Reprezentacja Polski rozpoczęła w poniedziałek w Lesznie przygotowania do sobotniej imprezy. Decydując o składzie, trener Marek Cieślak powierzył opaskę kapitana Maciejowi Janowskiemu. Sam zawodnik zachowuje jednak skromność i jak zaznacza, nie czuje się liderem kadry.
- W momencie, gdy Jarka Hampela nie ma w składzie, każdy z nas, pozostałych zawodników, może pełnić rolę rezerwowego kapitana.
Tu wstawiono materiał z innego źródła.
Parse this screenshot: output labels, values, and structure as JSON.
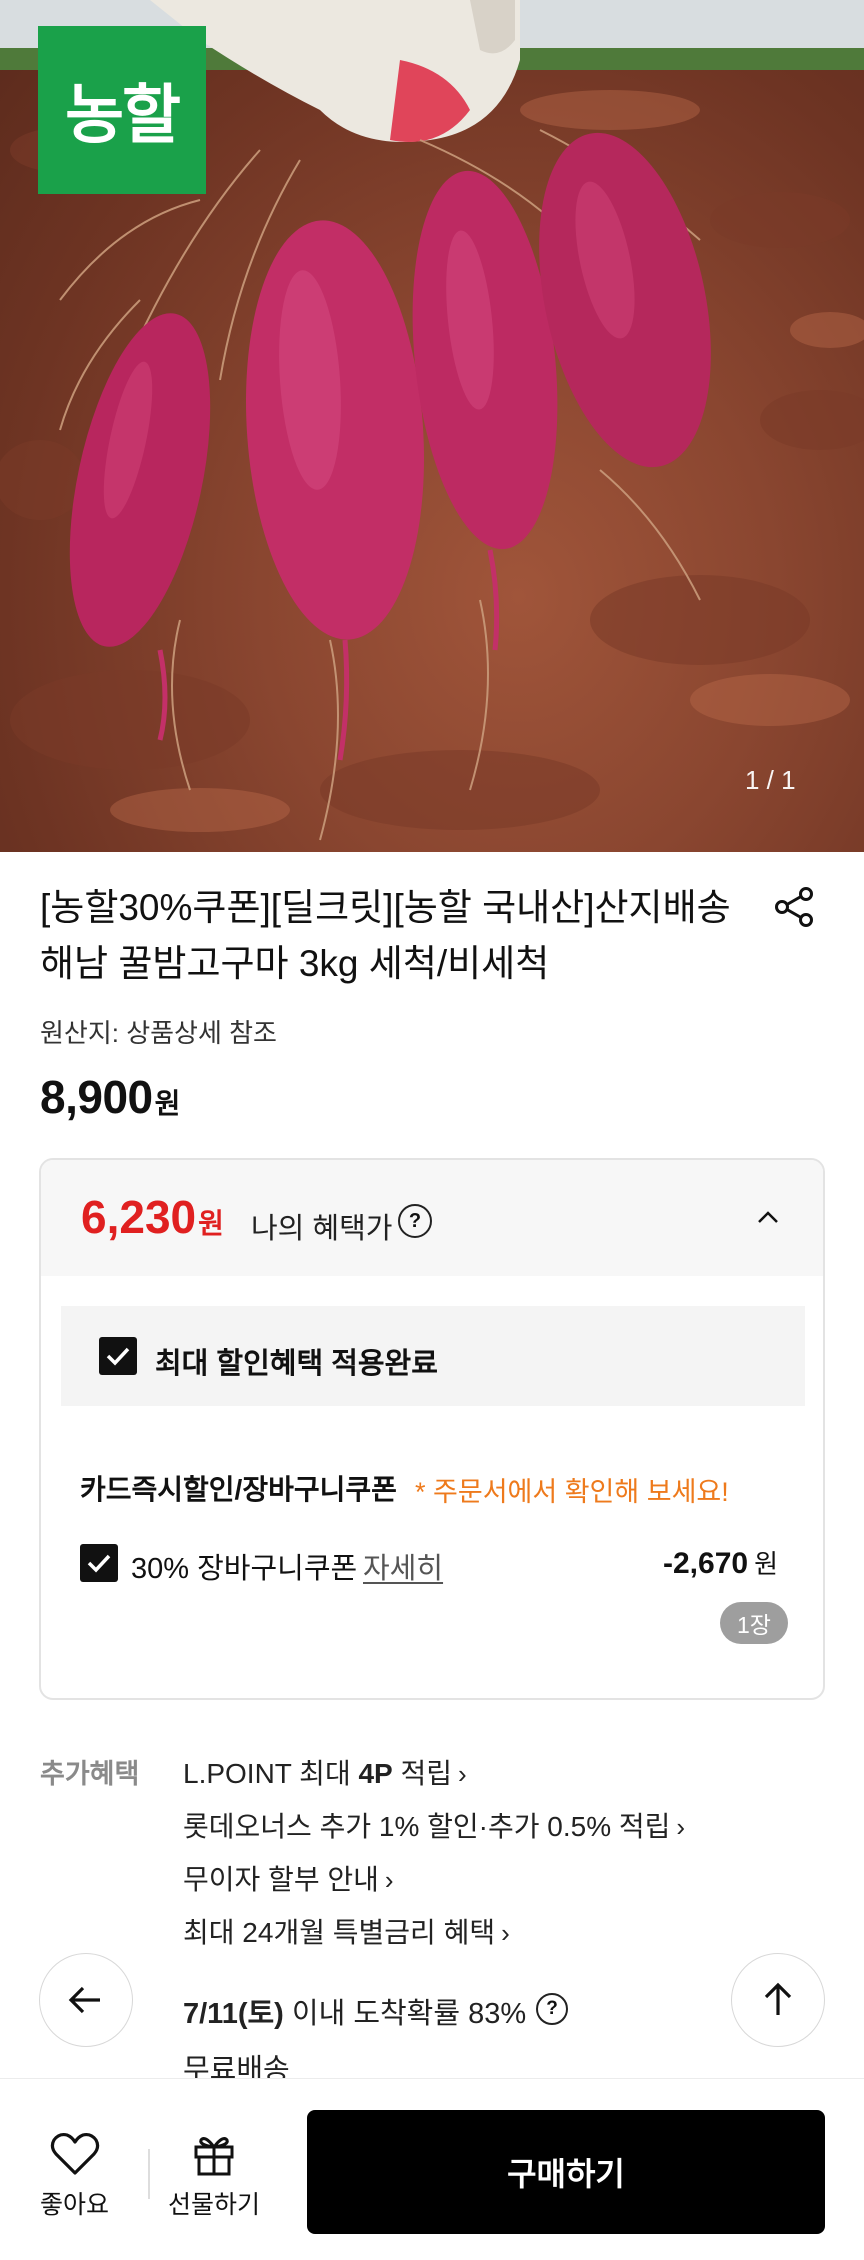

Trener Marek Cieślak wytypował do tej roli mnie i jest to oczywiście bardzo miłe - przyznał Maciej Janowski podczas konferencji prasowej reprezentacji.
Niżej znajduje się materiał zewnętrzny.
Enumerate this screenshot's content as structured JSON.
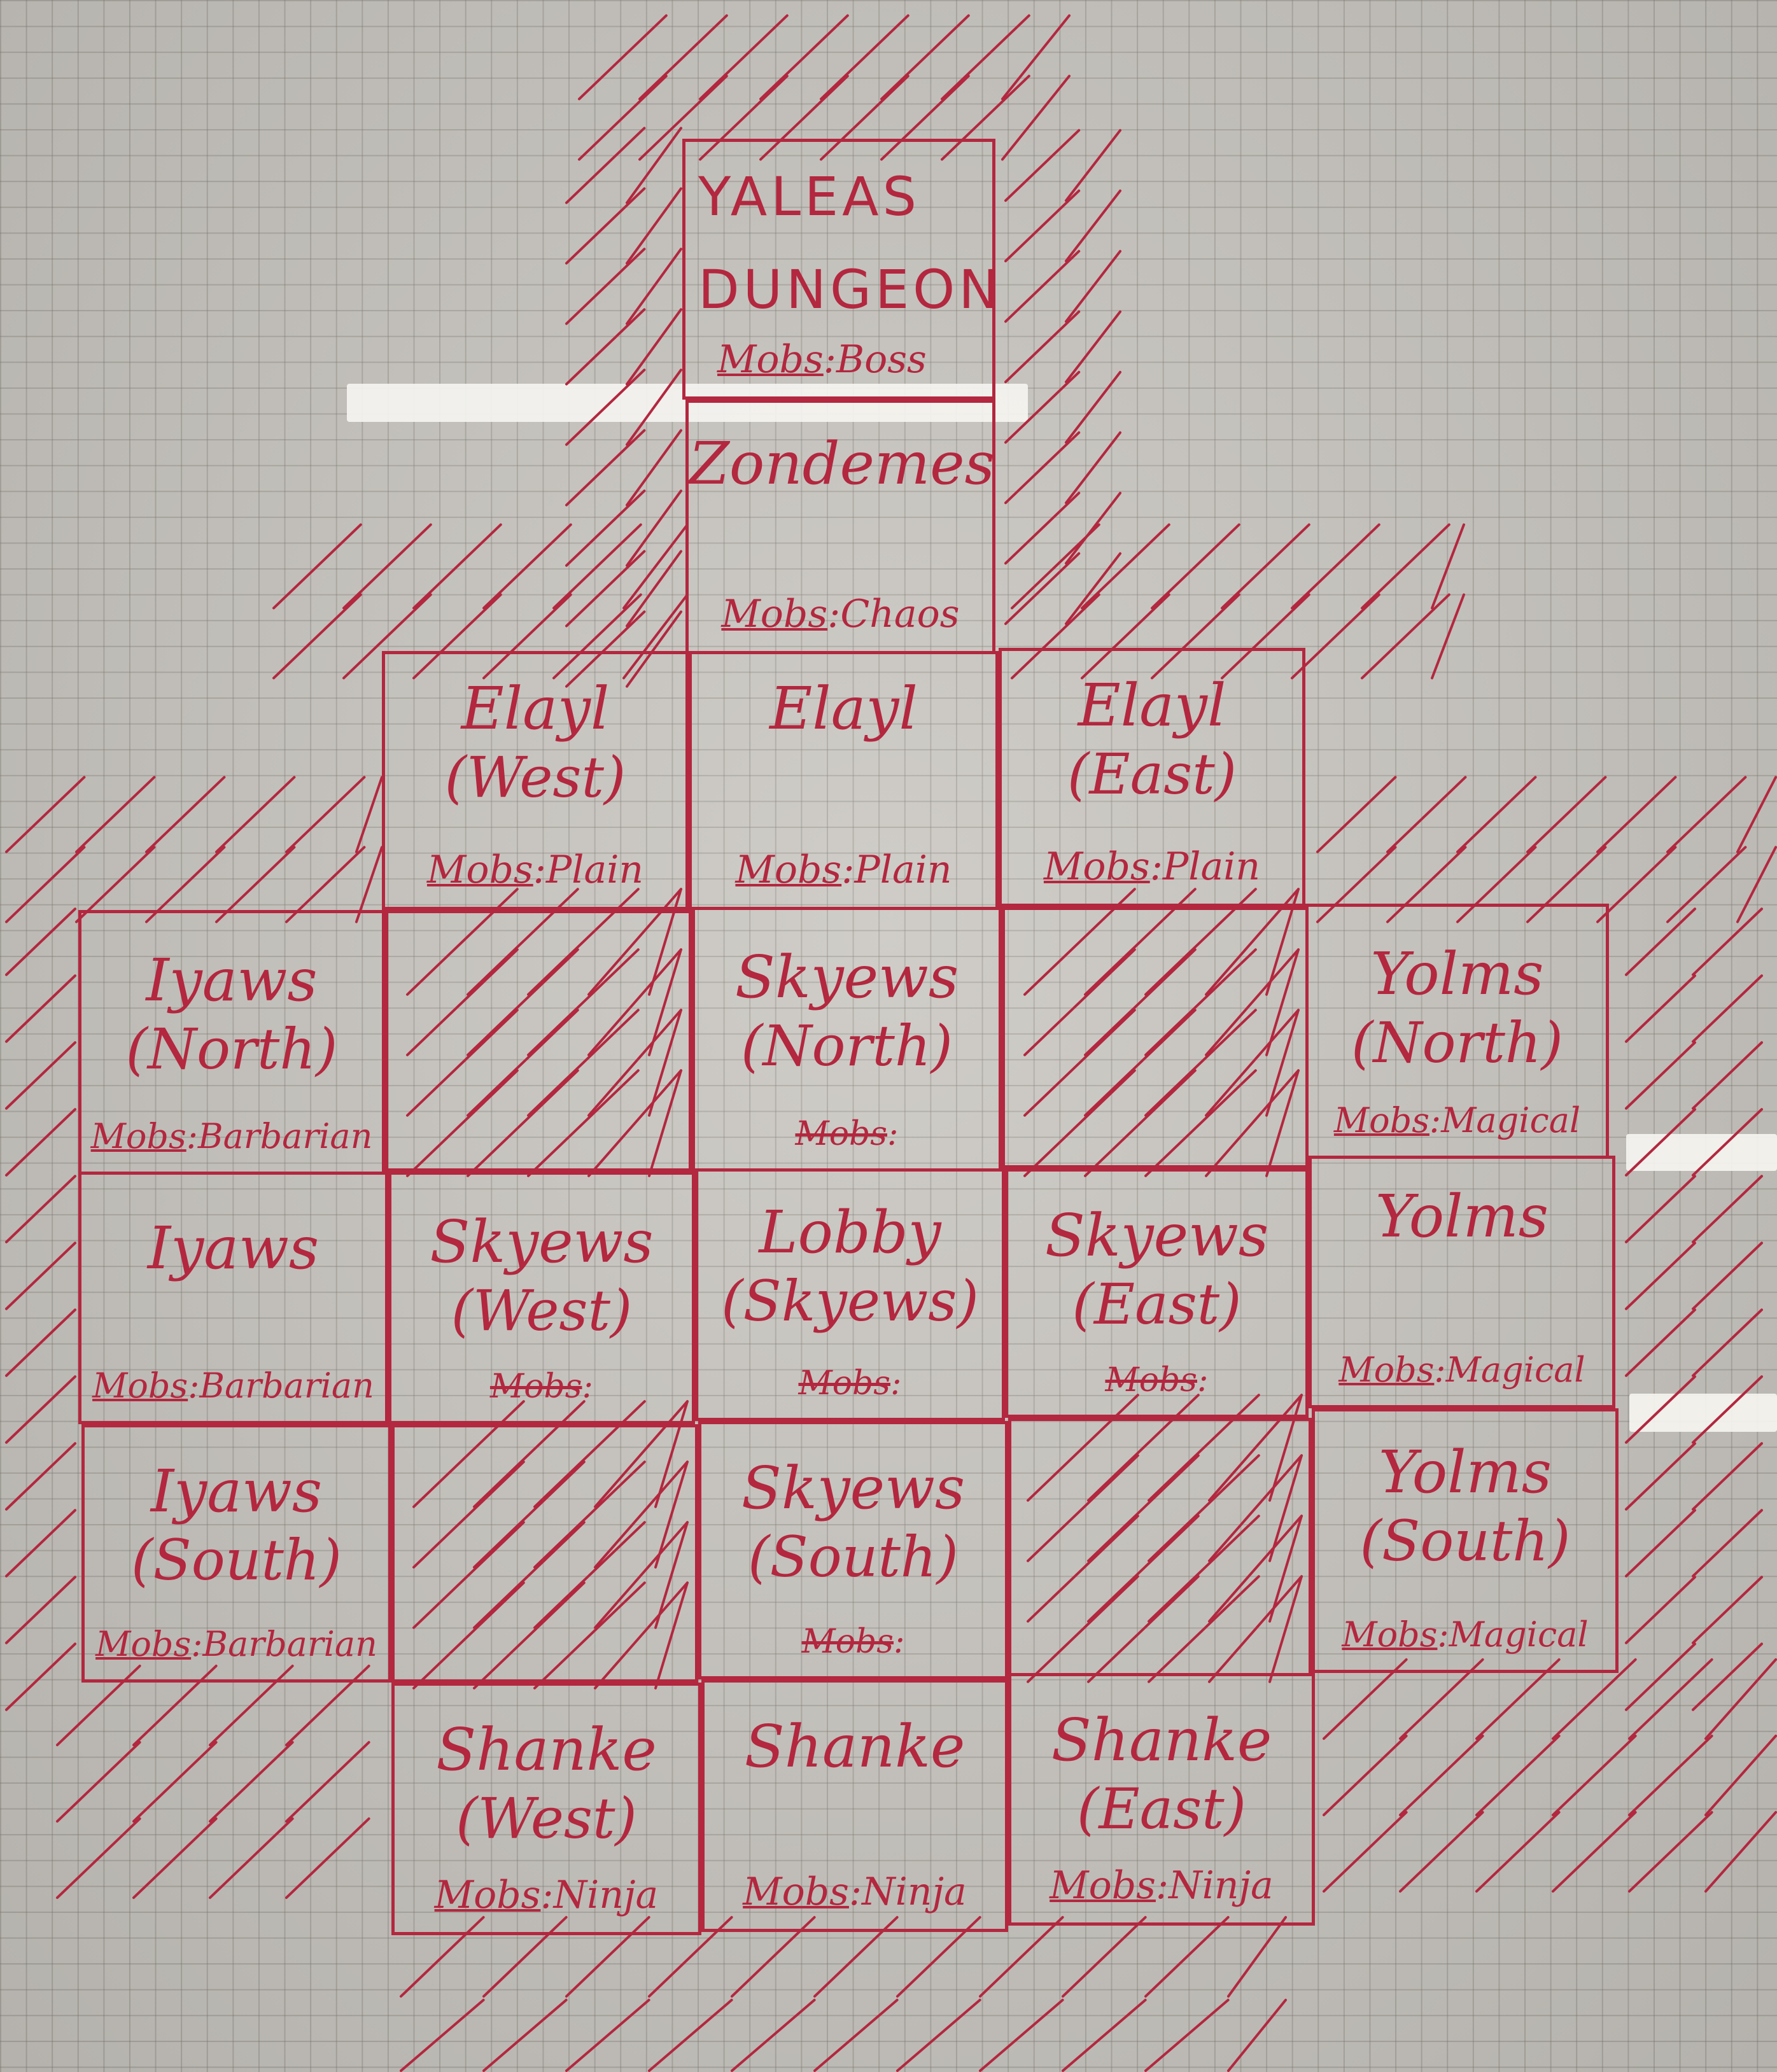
{
  "colors": {
    "ink": "#b3273f",
    "paper": "#c9c6c0",
    "grid": "#8a857e"
  },
  "map": {
    "boss_room": {
      "line1": "YALEAS",
      "line2": "DUNGEON",
      "mobs_label": "Mobs",
      "mobs_value": "Boss"
    },
    "zondemes": {
      "name": "Zondemes",
      "mobs_label": "Mobs",
      "mobs_value": "Chaos"
    },
    "elayl_west": {
      "name": "Elayl",
      "sub": "(West)",
      "mobs_label": "Mobs",
      "mobs_value": "Plain"
    },
    "elayl": {
      "name": "Elayl",
      "mobs_label": "Mobs",
      "mobs_value": "Plain"
    },
    "elayl_east": {
      "name": "Elayl",
      "sub": "(East)",
      "mobs_label": "Mobs",
      "mobs_value": "Plain"
    },
    "iyaws_north": {
      "name": "Iyaws",
      "sub": "(North)",
      "mobs_label": "Mobs",
      "mobs_value": "Barbarian"
    },
    "skyews_north": {
      "name": "Skyews",
      "sub": "(North)",
      "mobs_label": "Mobs",
      "mobs_value": ""
    },
    "yolms_north": {
      "name": "Yolms",
      "sub": "(North)",
      "mobs_label": "Mobs",
      "mobs_value": "Magical"
    },
    "iyaws": {
      "name": "Iyaws",
      "mobs_label": "Mobs",
      "mobs_value": "Barbarian"
    },
    "skyews_west": {
      "name": "Skyews",
      "sub": "(West)",
      "mobs_label": "Mobs",
      "mobs_value": ""
    },
    "lobby": {
      "name": "Lobby",
      "sub": "(Skyews)",
      "mobs_label": "Mobs",
      "mobs_value": ""
    },
    "skyews_east": {
      "name": "Skyews",
      "sub": "(East)",
      "mobs_label": "Mobs",
      "mobs_value": ""
    },
    "yolms": {
      "name": "Yolms",
      "mobs_label": "Mobs",
      "mobs_value": "Magical"
    },
    "iyaws_south": {
      "name": "Iyaws",
      "sub": "(South)",
      "mobs_label": "Mobs",
      "mobs_value": "Barbarian"
    },
    "skyews_south": {
      "name": "Skyews",
      "sub": "(South)",
      "mobs_label": "Mobs",
      "mobs_value": ""
    },
    "yolms_south": {
      "name": "Yolms",
      "sub": "(South)",
      "mobs_label": "Mobs",
      "mobs_value": "Magical"
    },
    "shanke_west": {
      "name": "Shanke",
      "sub": "(West)",
      "mobs_label": "Mobs",
      "mobs_value": "Ninja"
    },
    "shanke": {
      "name": "Shanke",
      "mobs_label": "Mobs",
      "mobs_value": "Ninja"
    },
    "shanke_east": {
      "name": "Shanke",
      "sub": "(East)",
      "mobs_label": "Mobs",
      "mobs_value": "Ninja"
    }
  }
}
Zawodnik Betardu Sparty Wrocław podkreśla jednak, że mentalnym liderem kadry pozostaje Jarosław Hampel, który będzie wspierać drużynę z parku maszyn. - Myślę, że każdy z nas, powołanych na finał, da z siebie wszystko, niezależnie od tego, kto nosi opaskę. Poza tym uważam, że nasz główny kapitan siedzi obok mnie i nic w tej sprawie się nie zmienia - dodał, wskazując na Hampela.
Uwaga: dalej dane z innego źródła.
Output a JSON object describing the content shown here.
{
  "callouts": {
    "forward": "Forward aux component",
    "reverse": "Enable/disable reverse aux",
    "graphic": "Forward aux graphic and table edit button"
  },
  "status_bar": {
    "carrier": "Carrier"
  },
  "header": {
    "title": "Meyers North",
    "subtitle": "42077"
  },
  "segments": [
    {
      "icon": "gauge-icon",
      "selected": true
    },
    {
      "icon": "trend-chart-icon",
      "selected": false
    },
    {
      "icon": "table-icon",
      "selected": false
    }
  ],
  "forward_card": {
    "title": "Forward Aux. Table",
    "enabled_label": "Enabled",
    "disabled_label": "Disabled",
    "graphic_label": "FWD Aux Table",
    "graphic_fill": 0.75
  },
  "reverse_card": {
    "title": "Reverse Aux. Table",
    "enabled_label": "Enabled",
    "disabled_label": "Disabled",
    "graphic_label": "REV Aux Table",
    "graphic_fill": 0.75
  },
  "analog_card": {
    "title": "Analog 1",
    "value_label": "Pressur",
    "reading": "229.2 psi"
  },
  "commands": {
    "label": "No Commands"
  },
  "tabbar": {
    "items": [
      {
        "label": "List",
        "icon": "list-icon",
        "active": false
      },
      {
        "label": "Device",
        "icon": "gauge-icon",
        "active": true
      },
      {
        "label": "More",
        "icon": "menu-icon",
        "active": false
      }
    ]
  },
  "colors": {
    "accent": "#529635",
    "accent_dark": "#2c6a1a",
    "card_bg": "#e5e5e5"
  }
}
Maciej Janowski zaznaczył przy tym, że nie przejmuje się słabszym występem w niedzielnym finale Indywidualnych Mistrzostw Polski na torze w Gorzowie Wielkopolskim, gdzie zajął ósmą lokatę. - Czuję się bardzo dobrze na motocyklu w tym sezonie. Ostatnie wygrane Grand Prix bardzo mocno mnie podbudowało, co było i widać na drugi dzień w lidze. W ostatnią niedzielę źle wszedłem w zawody i wyszło jak wyszło. To jest sport, ale jak podkreśliłem, czuję się bardzo dobrze - podsumował Janowski.